Ci sono, poi, diversi elementi che potrebbero ricordare i film western di Sergio Leone: si susseguono inquadrature ampie sui paesaggi esterni e anche l’aspetto estetico dei personaggi che, sebbene siano stati scelti entrambi per la loro oggettiva bellezza, denotano una certa nota realistica (il sudore, i vestiti sgualciti, i capelli scompigliati).
«Era una favola raccontata con il gusto del reale»1
Il film comincia con il principe che cerca di domare un cavallo bianco, a quanto pare più cocciuto di lui, che non ne vuole sapere di obbedirgli. Ma è lo stesso cavallo bianco che poi docilmente si affiderà a Isabella, forse, proprio come il principe, ha anche lui bisogno di qualcuno che sia capace di tenergli testa.

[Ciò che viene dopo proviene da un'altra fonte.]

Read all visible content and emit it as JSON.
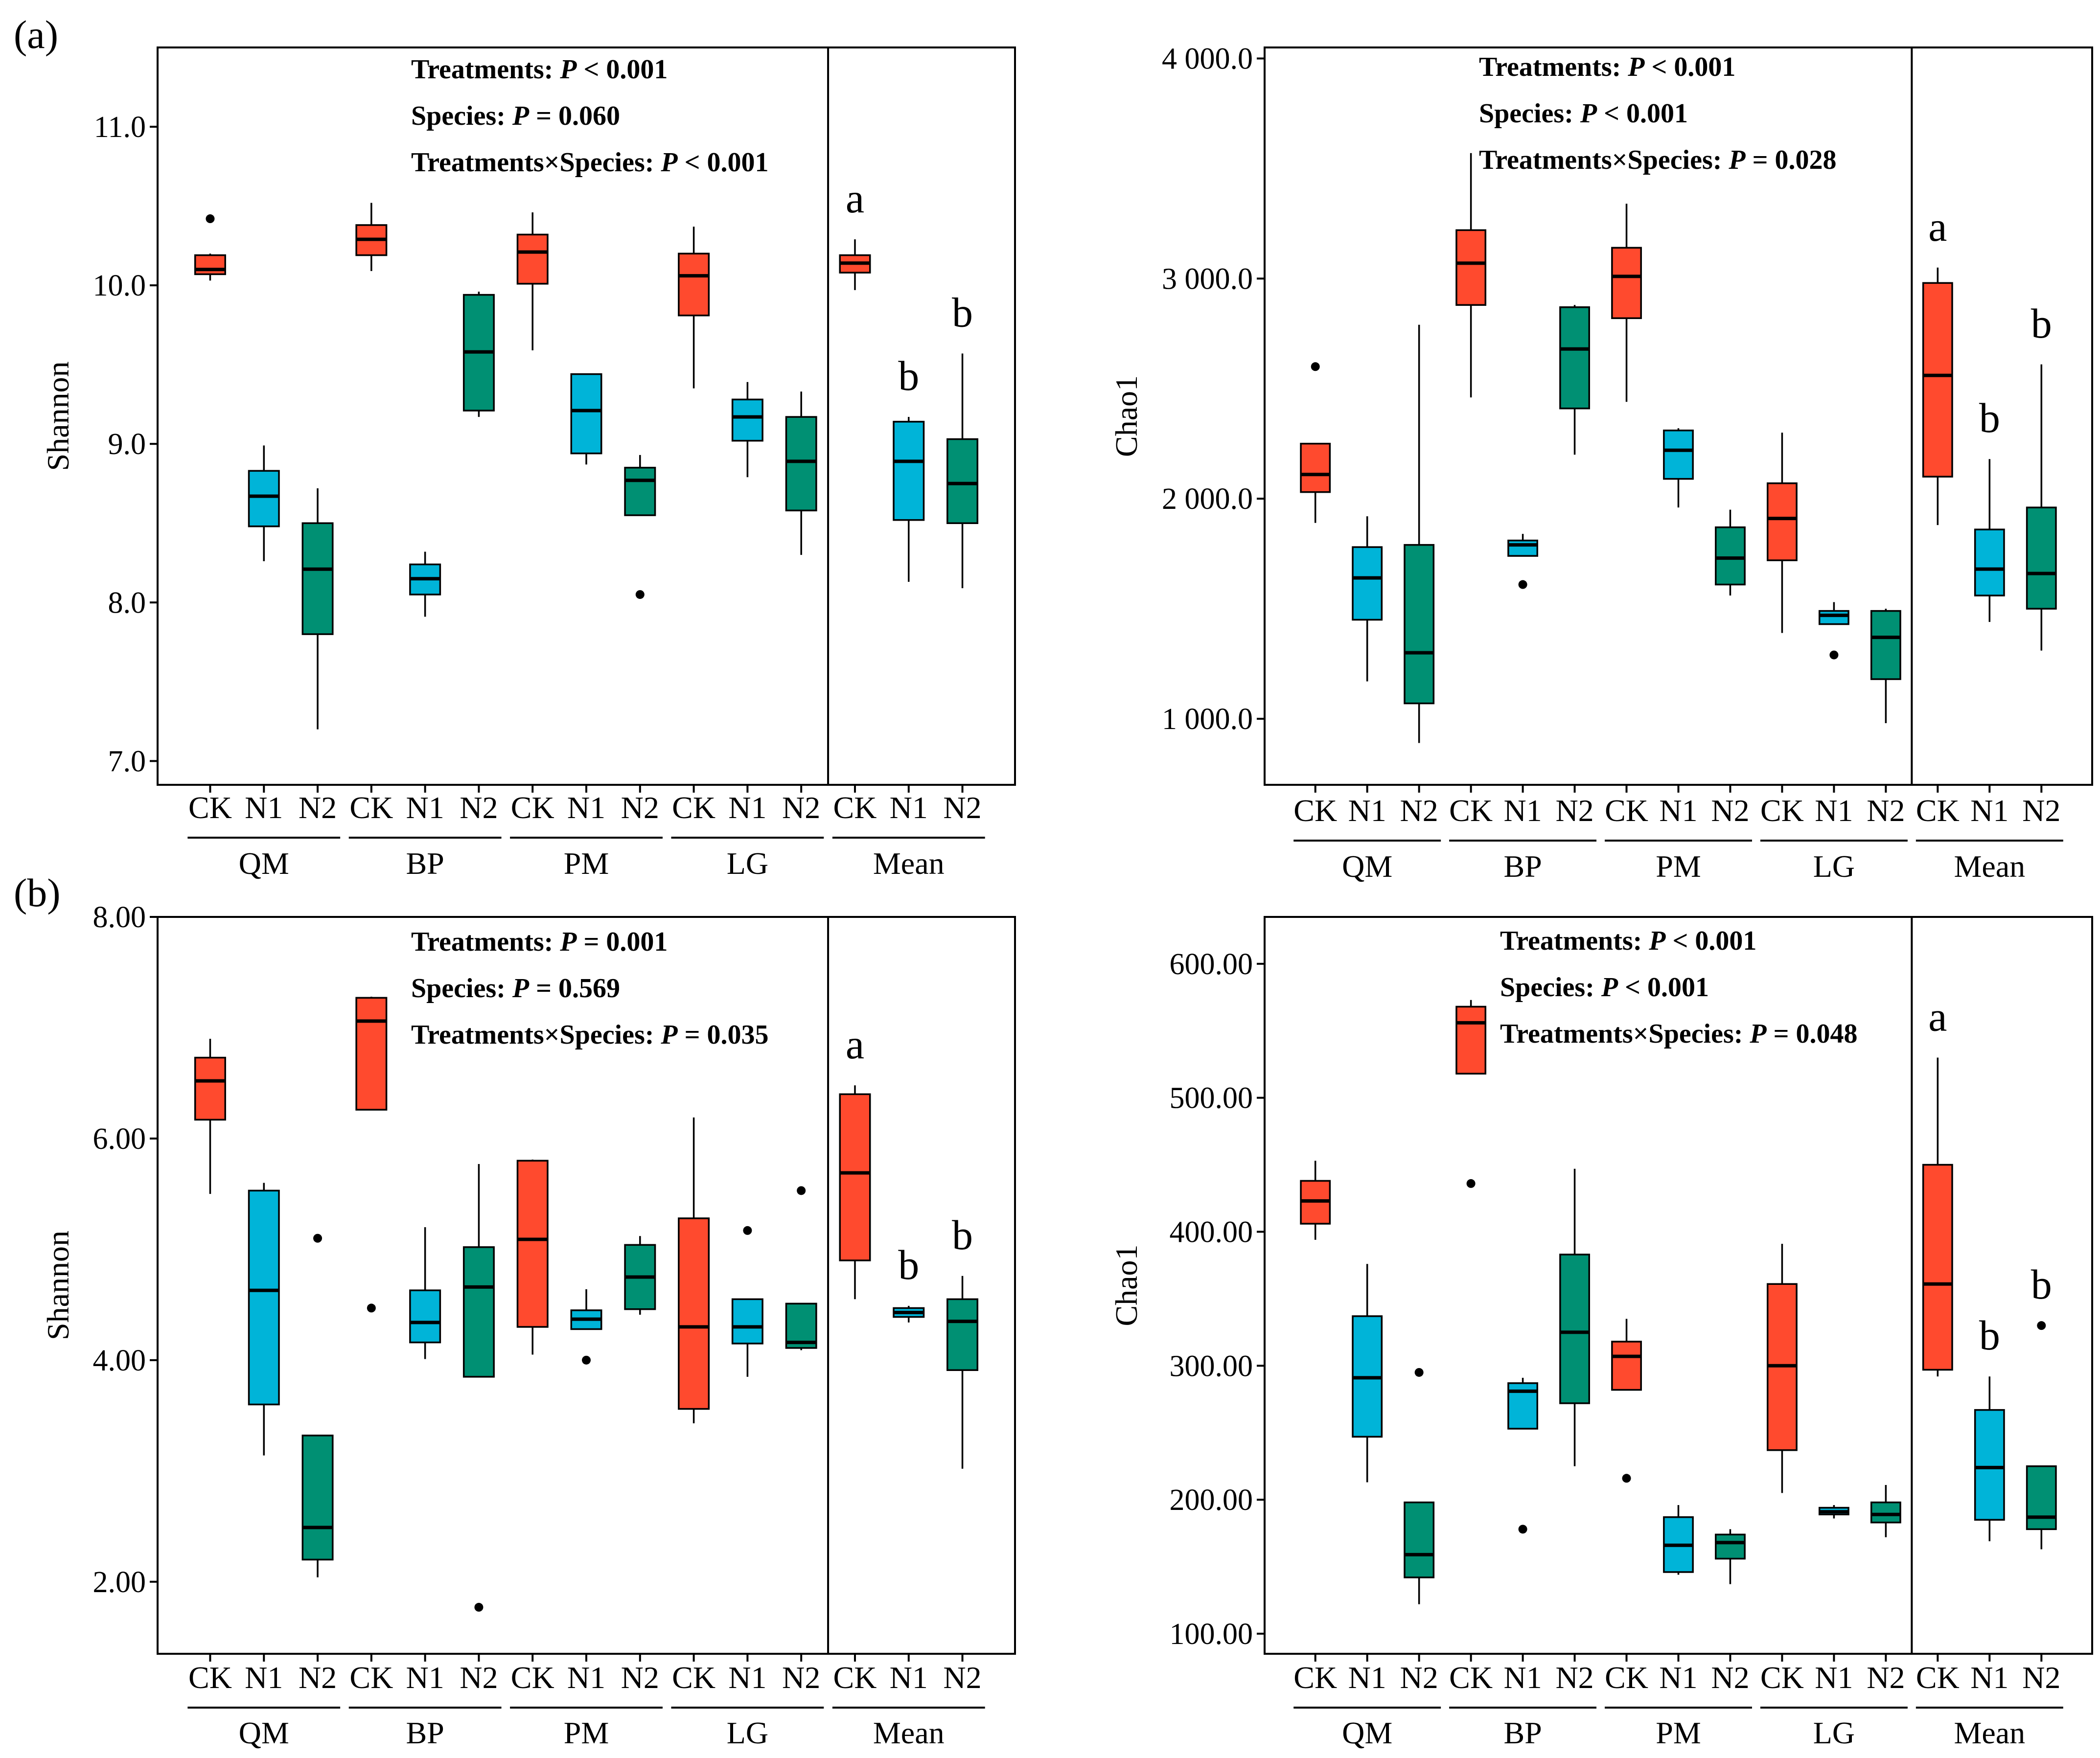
{
  "panel_labels": [
    "(a)",
    "(b)"
  ],
  "colors": {
    "CK": "#FF4A2E",
    "N1": "#00B4D8",
    "N2": "#009073"
  },
  "treatments": [
    "CK",
    "N1",
    "N2"
  ],
  "groups": [
    "QM",
    "BP",
    "PM",
    "LG",
    "Mean"
  ],
  "chart_data": [
    {
      "type": "box",
      "ylabel": "Shannon",
      "ylim": [
        6.85,
        11.5
      ],
      "yticks": [
        7.0,
        8.0,
        9.0,
        10.0,
        11.0
      ],
      "ytick_labels": [
        "7.0",
        "8.0",
        "9.0",
        "10.0",
        "11.0"
      ],
      "stats": [
        {
          "label": "Treatments: ",
          "p": "P",
          "value": " < 0.001"
        },
        {
          "label": "Species: ",
          "p": "P",
          "value": " = 0.060"
        },
        {
          "label": "Treatments×Species: ",
          "p": "P",
          "value": " < 0.001"
        }
      ],
      "boxes": [
        {
          "group": "QM",
          "treatment": "CK",
          "whisker_low": 10.03,
          "q1": 10.07,
          "median": 10.1,
          "q3": 10.19,
          "whisker_high": 10.2,
          "outliers": [
            10.42
          ]
        },
        {
          "group": "QM",
          "treatment": "N1",
          "whisker_low": 8.26,
          "q1": 8.48,
          "median": 8.67,
          "q3": 8.83,
          "whisker_high": 8.99,
          "outliers": []
        },
        {
          "group": "QM",
          "treatment": "N2",
          "whisker_low": 7.2,
          "q1": 7.8,
          "median": 8.21,
          "q3": 8.5,
          "whisker_high": 8.72,
          "outliers": []
        },
        {
          "group": "BP",
          "treatment": "CK",
          "whisker_low": 10.09,
          "q1": 10.19,
          "median": 10.29,
          "q3": 10.38,
          "whisker_high": 10.52,
          "outliers": []
        },
        {
          "group": "BP",
          "treatment": "N1",
          "whisker_low": 7.91,
          "q1": 8.05,
          "median": 8.15,
          "q3": 8.24,
          "whisker_high": 8.32,
          "outliers": []
        },
        {
          "group": "BP",
          "treatment": "N2",
          "whisker_low": 9.17,
          "q1": 9.21,
          "median": 9.58,
          "q3": 9.94,
          "whisker_high": 9.96,
          "outliers": []
        },
        {
          "group": "PM",
          "treatment": "CK",
          "whisker_low": 9.59,
          "q1": 10.01,
          "median": 10.21,
          "q3": 10.32,
          "whisker_high": 10.46,
          "outliers": []
        },
        {
          "group": "PM",
          "treatment": "N1",
          "whisker_low": 8.87,
          "q1": 8.94,
          "median": 9.21,
          "q3": 9.44,
          "whisker_high": 9.44,
          "outliers": []
        },
        {
          "group": "PM",
          "treatment": "N2",
          "whisker_low": 8.55,
          "q1": 8.55,
          "median": 8.77,
          "q3": 8.85,
          "whisker_high": 8.93,
          "outliers": [
            8.05
          ]
        },
        {
          "group": "LG",
          "treatment": "CK",
          "whisker_low": 9.35,
          "q1": 9.81,
          "median": 10.06,
          "q3": 10.2,
          "whisker_high": 10.37,
          "outliers": []
        },
        {
          "group": "LG",
          "treatment": "N1",
          "whisker_low": 8.79,
          "q1": 9.02,
          "median": 9.17,
          "q3": 9.28,
          "whisker_high": 9.39,
          "outliers": []
        },
        {
          "group": "LG",
          "treatment": "N2",
          "whisker_low": 8.3,
          "q1": 8.58,
          "median": 8.89,
          "q3": 9.17,
          "whisker_high": 9.33,
          "outliers": []
        },
        {
          "group": "Mean",
          "treatment": "CK",
          "whisker_low": 9.97,
          "q1": 10.08,
          "median": 10.14,
          "q3": 10.19,
          "whisker_high": 10.29,
          "outliers": []
        },
        {
          "group": "Mean",
          "treatment": "N1",
          "whisker_low": 8.13,
          "q1": 8.52,
          "median": 8.89,
          "q3": 9.14,
          "whisker_high": 9.17,
          "outliers": []
        },
        {
          "group": "Mean",
          "treatment": "N2",
          "whisker_low": 8.09,
          "q1": 8.5,
          "median": 8.75,
          "q3": 9.03,
          "whisker_high": 9.57,
          "outliers": []
        }
      ],
      "letters": [
        {
          "treatment": "CK",
          "text": "a"
        },
        {
          "treatment": "N1",
          "text": "b"
        },
        {
          "treatment": "N2",
          "text": "b"
        }
      ]
    },
    {
      "type": "box",
      "ylabel": "Chao1",
      "ylim": [
        700,
        4050
      ],
      "yticks": [
        1000,
        2000,
        3000,
        4000
      ],
      "ytick_labels": [
        "1 000.0",
        "2 000.0",
        "3 000.0",
        "4 000.0"
      ],
      "stats": [
        {
          "label": "Treatments: ",
          "p": "P",
          "value": " < 0.001"
        },
        {
          "label": "Species: ",
          "p": "P",
          "value": " < 0.001"
        },
        {
          "label": "Treatments×Species: ",
          "p": "P",
          "value": " = 0.028"
        }
      ],
      "boxes": [
        {
          "group": "QM",
          "treatment": "CK",
          "whisker_low": 1890,
          "q1": 2030,
          "median": 2110,
          "q3": 2250,
          "whisker_high": 2250,
          "outliers": [
            2600
          ]
        },
        {
          "group": "QM",
          "treatment": "N1",
          "whisker_low": 1170,
          "q1": 1450,
          "median": 1640,
          "q3": 1780,
          "whisker_high": 1920,
          "outliers": []
        },
        {
          "group": "QM",
          "treatment": "N2",
          "whisker_low": 890,
          "q1": 1070,
          "median": 1300,
          "q3": 1790,
          "whisker_high": 2790,
          "outliers": []
        },
        {
          "group": "BP",
          "treatment": "CK",
          "whisker_low": 2460,
          "q1": 2880,
          "median": 3070,
          "q3": 3220,
          "whisker_high": 3570,
          "outliers": []
        },
        {
          "group": "BP",
          "treatment": "N1",
          "whisker_low": 1740,
          "q1": 1740,
          "median": 1790,
          "q3": 1810,
          "whisker_high": 1840,
          "outliers": [
            1610
          ]
        },
        {
          "group": "BP",
          "treatment": "N2",
          "whisker_low": 2200,
          "q1": 2410,
          "median": 2680,
          "q3": 2870,
          "whisker_high": 2880,
          "outliers": []
        },
        {
          "group": "PM",
          "treatment": "CK",
          "whisker_low": 2440,
          "q1": 2820,
          "median": 3010,
          "q3": 3140,
          "whisker_high": 3340,
          "outliers": []
        },
        {
          "group": "PM",
          "treatment": "N1",
          "whisker_low": 1960,
          "q1": 2090,
          "median": 2220,
          "q3": 2310,
          "whisker_high": 2320,
          "outliers": []
        },
        {
          "group": "PM",
          "treatment": "N2",
          "whisker_low": 1560,
          "q1": 1610,
          "median": 1730,
          "q3": 1870,
          "whisker_high": 1950,
          "outliers": []
        },
        {
          "group": "LG",
          "treatment": "CK",
          "whisker_low": 1390,
          "q1": 1720,
          "median": 1910,
          "q3": 2070,
          "whisker_high": 2300,
          "outliers": []
        },
        {
          "group": "LG",
          "treatment": "N1",
          "whisker_low": 1430,
          "q1": 1430,
          "median": 1470,
          "q3": 1490,
          "whisker_high": 1530,
          "outliers": [
            1290
          ]
        },
        {
          "group": "LG",
          "treatment": "N2",
          "whisker_low": 980,
          "q1": 1180,
          "median": 1370,
          "q3": 1490,
          "whisker_high": 1500,
          "outliers": []
        },
        {
          "group": "Mean",
          "treatment": "CK",
          "whisker_low": 1880,
          "q1": 2100,
          "median": 2560,
          "q3": 2980,
          "whisker_high": 3050,
          "outliers": []
        },
        {
          "group": "Mean",
          "treatment": "N1",
          "whisker_low": 1440,
          "q1": 1560,
          "median": 1680,
          "q3": 1860,
          "whisker_high": 2180,
          "outliers": []
        },
        {
          "group": "Mean",
          "treatment": "N2",
          "whisker_low": 1310,
          "q1": 1500,
          "median": 1660,
          "q3": 1960,
          "whisker_high": 2610,
          "outliers": []
        }
      ],
      "letters": [
        {
          "treatment": "CK",
          "text": "a"
        },
        {
          "treatment": "N1",
          "text": "b"
        },
        {
          "treatment": "N2",
          "text": "b"
        }
      ]
    },
    {
      "type": "box",
      "ylabel": "Shannon",
      "ylim": [
        1.35,
        8.0
      ],
      "yticks": [
        2.0,
        4.0,
        6.0,
        8.0
      ],
      "ytick_labels": [
        "2.00",
        "4.00",
        "6.00",
        "8.00"
      ],
      "stats": [
        {
          "label": "Treatments: ",
          "p": "P",
          "value": " = 0.001"
        },
        {
          "label": "Species: ",
          "p": "P",
          "value": " = 0.569"
        },
        {
          "label": "Treatments×Species: ",
          "p": "P",
          "value": " = 0.035"
        }
      ],
      "boxes": [
        {
          "group": "QM",
          "treatment": "CK",
          "whisker_low": 5.5,
          "q1": 6.17,
          "median": 6.52,
          "q3": 6.73,
          "whisker_high": 6.9,
          "outliers": []
        },
        {
          "group": "QM",
          "treatment": "N1",
          "whisker_low": 3.14,
          "q1": 3.6,
          "median": 4.63,
          "q3": 5.53,
          "whisker_high": 5.6,
          "outliers": []
        },
        {
          "group": "QM",
          "treatment": "N2",
          "whisker_low": 2.04,
          "q1": 2.2,
          "median": 2.49,
          "q3": 3.32,
          "whisker_high": 3.32,
          "outliers": [
            5.1
          ]
        },
        {
          "group": "BP",
          "treatment": "CK",
          "whisker_low": 6.26,
          "q1": 6.26,
          "median": 7.06,
          "q3": 7.27,
          "whisker_high": 7.28,
          "outliers": [
            4.47
          ]
        },
        {
          "group": "BP",
          "treatment": "N1",
          "whisker_low": 4.01,
          "q1": 4.16,
          "median": 4.34,
          "q3": 4.63,
          "whisker_high": 5.2,
          "outliers": []
        },
        {
          "group": "BP",
          "treatment": "N2",
          "whisker_low": 3.85,
          "q1": 3.85,
          "median": 4.66,
          "q3": 5.02,
          "whisker_high": 5.77,
          "outliers": [
            1.77
          ]
        },
        {
          "group": "PM",
          "treatment": "CK",
          "whisker_low": 4.05,
          "q1": 4.3,
          "median": 5.09,
          "q3": 5.8,
          "whisker_high": 5.81,
          "outliers": []
        },
        {
          "group": "PM",
          "treatment": "N1",
          "whisker_low": 4.28,
          "q1": 4.28,
          "median": 4.37,
          "q3": 4.45,
          "whisker_high": 4.64,
          "outliers": [
            4.0
          ]
        },
        {
          "group": "PM",
          "treatment": "N2",
          "whisker_low": 4.41,
          "q1": 4.46,
          "median": 4.75,
          "q3": 5.04,
          "whisker_high": 5.12,
          "outliers": []
        },
        {
          "group": "LG",
          "treatment": "CK",
          "whisker_low": 3.43,
          "q1": 3.56,
          "median": 4.3,
          "q3": 5.28,
          "whisker_high": 6.19,
          "outliers": []
        },
        {
          "group": "LG",
          "treatment": "N1",
          "whisker_low": 3.85,
          "q1": 4.15,
          "median": 4.3,
          "q3": 4.55,
          "whisker_high": 4.55,
          "outliers": [
            5.17
          ]
        },
        {
          "group": "LG",
          "treatment": "N2",
          "whisker_low": 4.09,
          "q1": 4.11,
          "median": 4.16,
          "q3": 4.51,
          "whisker_high": 4.51,
          "outliers": [
            5.53
          ]
        },
        {
          "group": "Mean",
          "treatment": "CK",
          "whisker_low": 4.55,
          "q1": 4.9,
          "median": 5.69,
          "q3": 6.4,
          "whisker_high": 6.48,
          "outliers": []
        },
        {
          "group": "Mean",
          "treatment": "N1",
          "whisker_low": 4.34,
          "q1": 4.39,
          "median": 4.43,
          "q3": 4.47,
          "whisker_high": 4.49,
          "outliers": []
        },
        {
          "group": "Mean",
          "treatment": "N2",
          "whisker_low": 3.02,
          "q1": 3.91,
          "median": 4.35,
          "q3": 4.55,
          "whisker_high": 4.76,
          "outliers": []
        }
      ],
      "letters": [
        {
          "treatment": "CK",
          "text": "a"
        },
        {
          "treatment": "N1",
          "text": "b"
        },
        {
          "treatment": "N2",
          "text": "b"
        }
      ]
    },
    {
      "type": "box",
      "ylabel": "Chao1",
      "ylim": [
        85,
        635
      ],
      "yticks": [
        100,
        200,
        300,
        400,
        500,
        600
      ],
      "ytick_labels": [
        "100.00",
        "200.00",
        "300.00",
        "400.00",
        "500.00",
        "600.00"
      ],
      "stats": [
        {
          "label": "Treatments: ",
          "p": "P",
          "value": " < 0.001"
        },
        {
          "label": "Species: ",
          "p": "P",
          "value": " < 0.001"
        },
        {
          "label": "Treatments×Species: ",
          "p": "P",
          "value": " = 0.048"
        }
      ],
      "boxes": [
        {
          "group": "QM",
          "treatment": "CK",
          "whisker_low": 394,
          "q1": 406,
          "median": 423,
          "q3": 438,
          "whisker_high": 453,
          "outliers": []
        },
        {
          "group": "QM",
          "treatment": "N1",
          "whisker_low": 213,
          "q1": 247,
          "median": 291,
          "q3": 337,
          "whisker_high": 376,
          "outliers": []
        },
        {
          "group": "QM",
          "treatment": "N2",
          "whisker_low": 122,
          "q1": 142,
          "median": 159,
          "q3": 198,
          "whisker_high": 198,
          "outliers": [
            295
          ]
        },
        {
          "group": "BP",
          "treatment": "CK",
          "whisker_low": 518,
          "q1": 518,
          "median": 556,
          "q3": 568,
          "whisker_high": 573,
          "outliers": [
            436
          ]
        },
        {
          "group": "BP",
          "treatment": "N1",
          "whisker_low": 253,
          "q1": 253,
          "median": 281,
          "q3": 287,
          "whisker_high": 291,
          "outliers": [
            178
          ]
        },
        {
          "group": "BP",
          "treatment": "N2",
          "whisker_low": 225,
          "q1": 272,
          "median": 325,
          "q3": 383,
          "whisker_high": 447,
          "outliers": []
        },
        {
          "group": "PM",
          "treatment": "CK",
          "whisker_low": 282,
          "q1": 282,
          "median": 307,
          "q3": 318,
          "whisker_high": 335,
          "outliers": [
            216
          ]
        },
        {
          "group": "PM",
          "treatment": "N1",
          "whisker_low": 144,
          "q1": 146,
          "median": 166,
          "q3": 187,
          "whisker_high": 196,
          "outliers": []
        },
        {
          "group": "PM",
          "treatment": "N2",
          "whisker_low": 137,
          "q1": 156,
          "median": 168,
          "q3": 174,
          "whisker_high": 178,
          "outliers": []
        },
        {
          "group": "LG",
          "treatment": "CK",
          "whisker_low": 205,
          "q1": 237,
          "median": 300,
          "q3": 361,
          "whisker_high": 391,
          "outliers": []
        },
        {
          "group": "LG",
          "treatment": "N1",
          "whisker_low": 186,
          "q1": 189,
          "median": 191,
          "q3": 194,
          "whisker_high": 196,
          "outliers": []
        },
        {
          "group": "LG",
          "treatment": "N2",
          "whisker_low": 172,
          "q1": 183,
          "median": 189,
          "q3": 198,
          "whisker_high": 211,
          "outliers": []
        },
        {
          "group": "Mean",
          "treatment": "CK",
          "whisker_low": 292,
          "q1": 297,
          "median": 361,
          "q3": 450,
          "whisker_high": 530,
          "outliers": []
        },
        {
          "group": "Mean",
          "treatment": "N1",
          "whisker_low": 169,
          "q1": 185,
          "median": 224,
          "q3": 267,
          "whisker_high": 292,
          "outliers": []
        },
        {
          "group": "Mean",
          "treatment": "N2",
          "whisker_low": 163,
          "q1": 178,
          "median": 187,
          "q3": 225,
          "whisker_high": 225,
          "outliers": [
            330
          ]
        }
      ],
      "letters": [
        {
          "treatment": "CK",
          "text": "a"
        },
        {
          "treatment": "N1",
          "text": "b"
        },
        {
          "treatment": "N2",
          "text": "b"
        }
      ]
    }
  ]
}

Quando uno dei bambini dice «I principi non sono uomini, ma sono principi!» potrebbe far riferimento al fatto che, diversamente dalle favole a cui siamo abituati, non è il principe a impegnarsi in prima persona nella conquista della donna amata. Anzi, ci ritroviamo ad avere a che fare con un principe superbo, vendicativo, collerico, testardo e a tratti manesco. Isabella, poi, è una donna tutt’altro che fragile e indifesa: la Loren interpreta una ragazza che si è fatta da sola, che è indipendente, scaltra (l’espediente dell’asino) e pronta a far valere le proprie ragioni.
Importate è stata la figura di San Copertino, il quale non rappresenta il classico santo che predica di accettare passivamente il corso degli eventi. Anzi, convince Isabella a reagire, a ribellarsi e a farsi valere. Perché se si vuole una cosa bisogna agire, nulla ci viene regalato, nulla ci viene dato gratuitamente senza sforzo.
«Stanno arrivando gli altri santi! […] quelli che non devi stare a sentire; quelli che attaccano subito con la rassegnazione, che su questa terra siamo nati solo per soffrire e che la vita è soltanto un passaggio e basta.»
In C’era una volta elementi sacri e profani si alternano e convivono: la presenza delle streghe, il malocchio, il principe che viene ricoverato in un convento di suore ma queste per guarirlo chiamano uno stregone. Forse comincia già a farsi strada il fatto che l’uomo si sente sempre meno preso in considerazione dal dio che venera e che per certe problematiche ha la necessità di rapportarsi con dell’altro, con qualcosa di più immediato.
C’era una volta è considerato un film di secondaria importanza rispetto agli altri lavori di Rosi perché è un film atipico per un regista che è divenuto famoso con pellicole come Salvatore Giuliano e Le mani sulla città (1963).
La bellezza di questo film verrebbe fuori se si riuscisse finalmente a decontestualizzarlo, ad analizzarlo fuori da ogni pregiudizio legato al percorso dell’autore che, inevitabilmente, ne ha influenzato il giudizio fino ad ora.
«Non sapevo avessi tanto da dire sulla vita di tutti noi»2
Cira Pinto
1 Afferma lo stesso Rosi nell’intervista fattagli da Giuseppe Tornatore (Io lo chiamo cinematografo, Mondadori, 2012).
2 Un invitato all’anteprima fatta al San Carlo di Napoli. Io lo chiamo cinematografo, pag. 246.